This study compared the results from nine automated essay scoring engines on eight essay scoring prompts drawn from six states that annually administer high-stakes writing assessments.
Student essays from each state were randomly divided into three sets: a training set (used for modeling the essay prompt responses and consisting of text and ratings from two human raters along with a final or resolved score), a second test set used for a blind test of the vendor-developed model (consisting of text responses only), and a validation set that was not employed in this study.
The essays encompassed writing assessment items from three grade levels (7, 8, 10) and were evenly divided between source-based prompts (i.e., essay prompts developed on the basis of provided source material) or those drawn from traditional writing genre (i.e., narrative, descriptive, persuasive). The total sample size was N = 22,029. Six of the eight essays were transcribed from their original handwritten responses using two transcription vendors. Transcription accuracy rates were computed at 98.70% for 17,502 essays.

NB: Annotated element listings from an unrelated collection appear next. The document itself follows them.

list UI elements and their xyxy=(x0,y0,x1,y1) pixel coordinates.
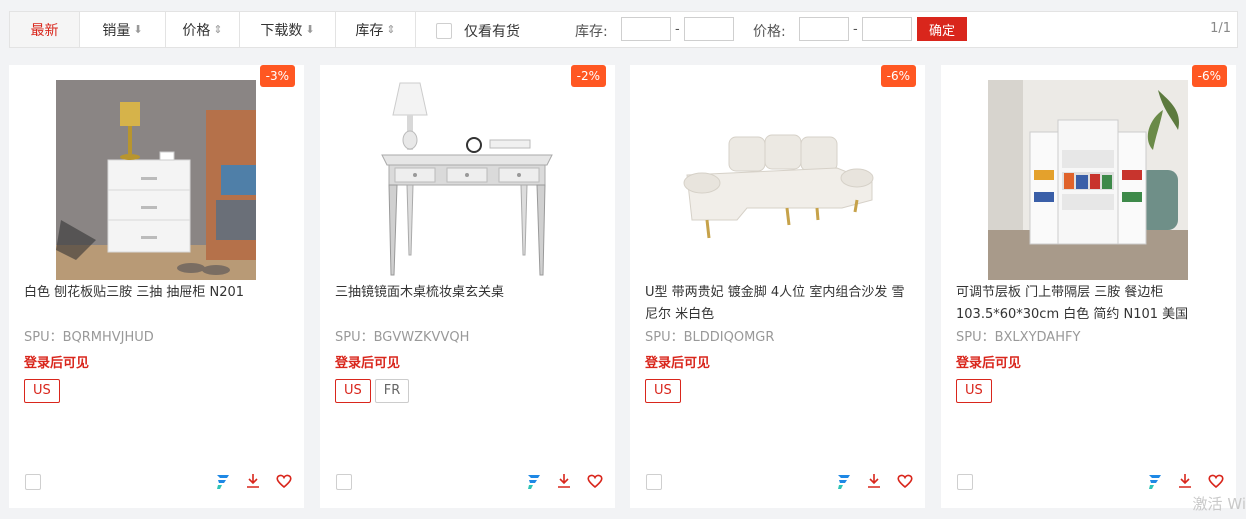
discount-badge: -6% xyxy=(1191,65,1227,87)
flash-icon[interactable] xyxy=(833,471,853,491)
price-login-note: 登录后可见 xyxy=(645,356,711,371)
price-login-note: 登录后可见 xyxy=(24,356,90,371)
download-icon[interactable] xyxy=(1175,471,1195,491)
card-actions xyxy=(822,471,915,491)
sort-updown-icon: ⇕ xyxy=(386,23,396,36)
region-tag: US xyxy=(645,379,681,403)
region-tag: FR xyxy=(374,379,410,403)
filter-bar: 最新 销量 ⬇ 价格 ⇕ 下载数 ⬇ 库存 ⇕ 仅看有货 库存: - 价格: - 确定 … xyxy=(9,11,1238,48)
sort-label: 最新 xyxy=(30,22,59,39)
select-checkbox[interactable] xyxy=(25,474,41,490)
region-tag: US xyxy=(24,379,60,403)
select-checkbox[interactable] xyxy=(957,474,973,490)
page-indicator: 1/1 xyxy=(1210,21,1231,36)
region-tag: US xyxy=(956,379,992,403)
heart-icon[interactable] xyxy=(585,471,605,491)
product-card[interactable]: -6% 可调节层板 门上带隔层 三胺 餐边柜 103.5*60*30cm 白色 … xyxy=(941,65,1246,513)
price-login-note: 登录后可见 xyxy=(956,356,1022,371)
price-min-input[interactable] xyxy=(799,17,849,41)
product-title[interactable]: U型 带两贵妃 镀金脚 4人位 室内组合沙发 雪尼尔 米白色 xyxy=(645,282,915,326)
flash-icon[interactable] xyxy=(1144,471,1164,491)
region-tags: US xyxy=(24,379,64,403)
sort-label: 销量 xyxy=(102,22,131,39)
product-card[interactable]: -2% 三抽镜镜面木桌梳妆桌玄关桌 SPU：BGVWZKVVQH 登录后可见 U… xyxy=(320,65,615,508)
price-max-input[interactable] xyxy=(862,17,912,41)
price-login-note: 登录后可见 xyxy=(335,356,401,371)
range-separator: - xyxy=(853,22,858,37)
sort-label: 库存 xyxy=(355,22,384,39)
flash-icon[interactable] xyxy=(212,471,232,491)
download-icon[interactable] xyxy=(864,471,884,491)
spu-code: SPU：BXLXYDAHFY xyxy=(956,330,1081,345)
product-title[interactable]: 可调节层板 门上带隔层 三胺 餐边柜 103.5*60*30cm 白色 简约 N… xyxy=(956,282,1226,326)
card-actions xyxy=(201,471,294,491)
activation-watermark: 激活 Wi xyxy=(1192,495,1246,513)
sort-downloads[interactable]: 下载数 ⬇ xyxy=(240,12,336,47)
heart-icon[interactable] xyxy=(895,471,915,491)
product-image-desk[interactable] xyxy=(367,80,567,280)
flash-icon[interactable] xyxy=(523,471,543,491)
range-separator: - xyxy=(675,22,680,37)
only-in-stock-label: 仅看有货 xyxy=(464,24,520,40)
product-card[interactable]: -6% U型 带两贵妃 镀金脚 4人位 室内组合沙发 雪尼尔 米白色 SPU：B… xyxy=(630,65,925,508)
select-checkbox[interactable] xyxy=(336,474,352,490)
sort-down-icon: ⬇ xyxy=(133,23,143,36)
stock-min-input[interactable] xyxy=(621,17,671,41)
region-tags: US xyxy=(956,379,996,403)
product-title[interactable]: 三抽镜镜面木桌梳妆桌玄关桌 xyxy=(335,282,605,304)
sort-newest[interactable]: 最新 xyxy=(10,12,80,47)
stock-range-label: 库存: xyxy=(575,24,608,40)
spu-code: SPU：BQRMHVJHUD xyxy=(24,330,154,345)
discount-badge: -2% xyxy=(570,65,606,87)
card-actions xyxy=(512,471,605,491)
sort-stock[interactable]: 库存 ⇕ xyxy=(336,12,416,47)
stock-max-input[interactable] xyxy=(684,17,734,41)
spu-code: SPU：BGVWZKVVQH xyxy=(335,330,470,345)
product-image-sofa[interactable] xyxy=(677,80,877,280)
product-image-nightstand[interactable] xyxy=(56,80,256,280)
sort-sales[interactable]: 销量 ⬇ xyxy=(80,12,166,47)
product-title[interactable]: 白色 刨花板贴三胺 三抽 抽屉柜 N201 xyxy=(24,282,294,304)
price-range-label: 价格: xyxy=(753,24,786,40)
sort-label: 价格 xyxy=(182,22,211,39)
sort-label: 下载数 xyxy=(260,22,303,39)
region-tags: US FR xyxy=(335,379,413,403)
select-checkbox[interactable] xyxy=(646,474,662,490)
heart-icon[interactable] xyxy=(1206,471,1226,491)
only-in-stock-toggle[interactable]: 仅看有货 xyxy=(436,21,520,41)
product-card[interactable]: -3% 白色 刨花板贴三胺 三抽 抽屉柜 N201 SPU：BQRMHVJHUD… xyxy=(9,65,304,508)
region-tag: US xyxy=(335,379,371,403)
product-image-cabinet[interactable] xyxy=(988,80,1188,280)
card-actions xyxy=(1133,471,1226,491)
discount-badge: -3% xyxy=(259,65,295,87)
download-icon[interactable] xyxy=(554,471,574,491)
confirm-button[interactable]: 确定 xyxy=(917,17,967,41)
region-tags: US xyxy=(645,379,685,403)
discount-badge: -6% xyxy=(880,65,916,87)
checkbox-icon[interactable] xyxy=(436,23,452,39)
sort-price[interactable]: 价格 ⇕ xyxy=(166,12,240,47)
sort-down-icon: ⬇ xyxy=(305,23,315,36)
spu-code: SPU：BLDDIQOMGR xyxy=(645,330,775,345)
heart-icon[interactable] xyxy=(274,471,294,491)
download-icon[interactable] xyxy=(243,471,263,491)
sort-updown-icon: ⇕ xyxy=(213,23,223,36)
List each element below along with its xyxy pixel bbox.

The remaining essays were typed in by students during the actual assessment and provided in ASCII form.
Seven of the eight essays were holistically scored and one employed score assignments for two traits. Scale ranges, rubrics, and scoring adjudications for the essay sets were quite variable. Results were presented on distributional properties of the data (mean and standard deviation) along with traditional measures used in automated essay scoring: exact agreement, exact+adjacent agreement, kappa, quadratic-weighted kappa, and the Pearson r. The results demonstrated that overall, automated essay scoring was capable of producing scores similar to human scores for extended-response writing items with equal performance for both source-based and traditional writing genre.